İki kardeş ülkeyiz dediğiniz zaman ortaya çok farklı tablolar ortaya çıkacağını söyleyen Erdoğan 'Sayın Cumhurbaşkanı'nın ağzından çıkanı kulağını duyması lazım. Türkiye Kuzey Kıbrıs'ı niye sahipleniyor bunun bir esbabı mucibesi var bunu burada dillendirmemize gerek yok. Dolayısıyla kardeş olarak çalışmanın bile şüphesiz ki şartları vardır. Kardeş olarak çalışmanın ötesinde yavru anavatan olarak çalışmanın da bir bedeli vardır. Bu ülke Kuzey Kıbrıs'ta bir bedel ödemiştir. Hala bu bedeli ödemeye devam etmektedir. Biz şehitler verdik niye? Yavruvatan bu bedeli ödemeyi gerektiriyor diye bu adımlar atılmıştır. Uluslararası camiada Kuzey Kıbrıs'ın kavgasını veren kim? Sayın Akıncı tek başına bu kavgayı verebileceğini mi zannediyor? Türkiye'nin oraya bakışı Yavruvatan'dır, bundan sonra da Yavruvatan olarak bakmaya devam edecektir' şeklinde konuştu.

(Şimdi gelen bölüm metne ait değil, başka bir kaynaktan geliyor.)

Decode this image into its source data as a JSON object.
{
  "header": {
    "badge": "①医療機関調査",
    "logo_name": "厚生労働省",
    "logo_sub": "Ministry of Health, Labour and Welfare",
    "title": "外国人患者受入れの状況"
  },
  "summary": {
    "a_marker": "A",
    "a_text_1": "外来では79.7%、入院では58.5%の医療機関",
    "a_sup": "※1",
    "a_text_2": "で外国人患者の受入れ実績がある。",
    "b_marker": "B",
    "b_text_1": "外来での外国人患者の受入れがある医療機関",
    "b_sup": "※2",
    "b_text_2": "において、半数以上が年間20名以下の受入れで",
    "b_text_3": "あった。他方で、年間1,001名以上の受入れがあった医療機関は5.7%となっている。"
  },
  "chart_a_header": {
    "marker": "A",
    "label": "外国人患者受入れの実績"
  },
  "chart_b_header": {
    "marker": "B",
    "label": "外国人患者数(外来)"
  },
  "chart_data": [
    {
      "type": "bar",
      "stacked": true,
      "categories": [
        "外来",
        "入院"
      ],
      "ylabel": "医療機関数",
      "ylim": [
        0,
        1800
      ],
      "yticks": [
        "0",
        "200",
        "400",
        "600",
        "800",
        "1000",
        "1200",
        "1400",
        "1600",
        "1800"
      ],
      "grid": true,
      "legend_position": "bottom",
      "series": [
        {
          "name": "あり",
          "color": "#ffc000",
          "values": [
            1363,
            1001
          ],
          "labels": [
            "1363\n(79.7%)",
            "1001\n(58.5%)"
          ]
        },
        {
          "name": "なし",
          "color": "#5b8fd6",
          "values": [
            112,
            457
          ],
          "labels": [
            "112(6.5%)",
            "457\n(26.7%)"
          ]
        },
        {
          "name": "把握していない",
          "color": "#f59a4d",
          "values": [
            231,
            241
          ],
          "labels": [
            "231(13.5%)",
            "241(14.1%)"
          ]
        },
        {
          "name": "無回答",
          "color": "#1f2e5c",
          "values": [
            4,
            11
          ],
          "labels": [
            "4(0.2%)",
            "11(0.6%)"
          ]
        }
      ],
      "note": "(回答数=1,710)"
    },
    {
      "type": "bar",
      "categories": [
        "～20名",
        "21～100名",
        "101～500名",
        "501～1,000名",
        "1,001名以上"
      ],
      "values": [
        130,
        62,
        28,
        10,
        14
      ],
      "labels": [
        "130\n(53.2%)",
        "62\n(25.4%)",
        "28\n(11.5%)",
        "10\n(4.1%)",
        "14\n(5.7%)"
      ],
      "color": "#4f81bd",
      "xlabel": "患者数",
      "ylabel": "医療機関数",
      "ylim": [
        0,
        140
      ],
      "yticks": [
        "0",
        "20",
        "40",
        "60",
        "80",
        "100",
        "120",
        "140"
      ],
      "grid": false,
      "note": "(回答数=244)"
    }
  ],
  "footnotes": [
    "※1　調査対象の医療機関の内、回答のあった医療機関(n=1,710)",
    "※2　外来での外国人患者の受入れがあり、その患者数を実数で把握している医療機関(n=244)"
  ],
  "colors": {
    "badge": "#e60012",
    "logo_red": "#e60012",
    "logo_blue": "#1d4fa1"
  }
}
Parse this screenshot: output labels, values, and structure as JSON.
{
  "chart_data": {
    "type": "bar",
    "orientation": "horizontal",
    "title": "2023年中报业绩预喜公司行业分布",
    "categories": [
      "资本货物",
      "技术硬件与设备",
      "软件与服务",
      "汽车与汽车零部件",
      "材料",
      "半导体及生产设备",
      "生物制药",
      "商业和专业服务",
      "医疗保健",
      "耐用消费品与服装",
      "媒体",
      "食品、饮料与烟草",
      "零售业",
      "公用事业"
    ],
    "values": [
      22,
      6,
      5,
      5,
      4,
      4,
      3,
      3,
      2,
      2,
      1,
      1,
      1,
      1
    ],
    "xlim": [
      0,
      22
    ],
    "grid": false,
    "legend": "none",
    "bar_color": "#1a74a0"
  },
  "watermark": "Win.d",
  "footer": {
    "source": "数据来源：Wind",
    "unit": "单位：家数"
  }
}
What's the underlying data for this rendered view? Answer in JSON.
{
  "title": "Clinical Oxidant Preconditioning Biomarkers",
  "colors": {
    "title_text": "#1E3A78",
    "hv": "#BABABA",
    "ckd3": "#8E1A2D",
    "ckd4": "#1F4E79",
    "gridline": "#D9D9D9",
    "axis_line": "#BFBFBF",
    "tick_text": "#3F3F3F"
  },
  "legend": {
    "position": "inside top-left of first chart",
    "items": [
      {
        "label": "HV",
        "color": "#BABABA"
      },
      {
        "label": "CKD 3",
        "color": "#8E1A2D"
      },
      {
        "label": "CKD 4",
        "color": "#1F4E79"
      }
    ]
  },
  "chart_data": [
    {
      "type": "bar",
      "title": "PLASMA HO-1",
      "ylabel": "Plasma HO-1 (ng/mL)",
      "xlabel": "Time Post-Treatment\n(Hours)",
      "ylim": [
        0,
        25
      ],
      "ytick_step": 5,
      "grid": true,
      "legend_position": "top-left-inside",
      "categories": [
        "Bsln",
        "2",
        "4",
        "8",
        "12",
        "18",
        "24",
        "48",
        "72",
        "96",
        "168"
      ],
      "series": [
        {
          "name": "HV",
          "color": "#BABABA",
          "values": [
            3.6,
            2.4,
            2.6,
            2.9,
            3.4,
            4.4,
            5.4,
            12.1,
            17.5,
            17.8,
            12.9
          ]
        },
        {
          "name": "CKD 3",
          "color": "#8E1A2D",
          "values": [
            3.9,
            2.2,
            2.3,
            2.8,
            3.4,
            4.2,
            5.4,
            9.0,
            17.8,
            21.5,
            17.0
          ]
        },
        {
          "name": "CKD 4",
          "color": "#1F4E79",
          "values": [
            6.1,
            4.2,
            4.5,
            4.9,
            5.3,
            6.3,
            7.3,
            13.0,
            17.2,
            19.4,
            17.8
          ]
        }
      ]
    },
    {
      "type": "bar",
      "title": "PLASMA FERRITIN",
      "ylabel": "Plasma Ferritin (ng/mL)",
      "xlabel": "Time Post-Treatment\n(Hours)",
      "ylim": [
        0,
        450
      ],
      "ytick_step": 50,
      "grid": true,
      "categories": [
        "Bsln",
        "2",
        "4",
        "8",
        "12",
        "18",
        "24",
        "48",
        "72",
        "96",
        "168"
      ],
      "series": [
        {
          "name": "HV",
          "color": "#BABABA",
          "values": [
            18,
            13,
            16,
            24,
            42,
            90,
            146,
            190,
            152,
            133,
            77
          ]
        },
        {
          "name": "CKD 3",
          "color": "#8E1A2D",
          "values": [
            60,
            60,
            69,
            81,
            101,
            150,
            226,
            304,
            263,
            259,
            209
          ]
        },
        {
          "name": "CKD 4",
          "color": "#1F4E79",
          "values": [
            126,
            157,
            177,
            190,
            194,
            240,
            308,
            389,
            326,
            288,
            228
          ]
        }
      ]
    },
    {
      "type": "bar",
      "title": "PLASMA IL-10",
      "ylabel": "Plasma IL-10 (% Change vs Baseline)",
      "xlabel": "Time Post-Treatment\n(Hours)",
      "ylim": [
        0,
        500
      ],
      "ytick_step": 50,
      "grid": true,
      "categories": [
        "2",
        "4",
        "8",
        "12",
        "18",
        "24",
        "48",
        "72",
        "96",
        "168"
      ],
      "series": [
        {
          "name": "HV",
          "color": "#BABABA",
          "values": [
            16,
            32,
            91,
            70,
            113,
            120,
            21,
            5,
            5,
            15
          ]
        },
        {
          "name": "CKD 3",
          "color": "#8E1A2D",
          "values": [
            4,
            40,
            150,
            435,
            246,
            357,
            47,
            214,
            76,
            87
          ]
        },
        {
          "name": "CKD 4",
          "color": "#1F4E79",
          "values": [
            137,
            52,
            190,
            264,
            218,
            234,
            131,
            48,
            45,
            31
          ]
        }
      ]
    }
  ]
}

Mustafa Akıncı'dan Erdoğan'a cevap


HEP YAVRU MU KALALIM

'Benim düşüncelerime halkım onay verdi, söylediklerimin arkasındayım. Türkiye bizim büyümemizi istemiyor mu? Hep yavru mu kalalım? Neden rahatsız olunuyor iki kardeş ilişkisinden? Yavru'nun büyümesini istemiyor mu Türkiye?'

SİYASETTE İLİŞKİLER BÜYÜKLÜKLE, KÜÇÜKLÜKLE ÖLÇÜLMEZ


'Ana Vatan', 'Yavru Vatan' söylemi yüreklerde olması gereken söylemdir. Siyasette ilişkiler büyüklükle, küçüklükle ölçülmez. Türkiye ile ilişkiyi istemeyen bir söylemde bulunmadım. Sağlıklı, kişilikli bir ilişkiden bahsettim.

TÜRKİYE'Yİ DIŞLAYAN BİR SÖYLEMDE BULUNMADIM


Cumhurbaşkanlığı seçimini kazandığımın ilk gününde, böyle bir tartışmanın içine çekilmekten mutlu olduğumu söyleyemem. Ama Sayın Erdoğan bizim hakkımızda bir takım konular dinlemiş, bazı şeyler anlatılmış. O düşüncelerle bu şekilde konuştu herhalde. Ben Türkiye ile ilişkiyi istemeyen, bu konuda herhangi bir şekilde Türkiye'yi dışlayan bir söylemde bulunmadım bugüne kadar.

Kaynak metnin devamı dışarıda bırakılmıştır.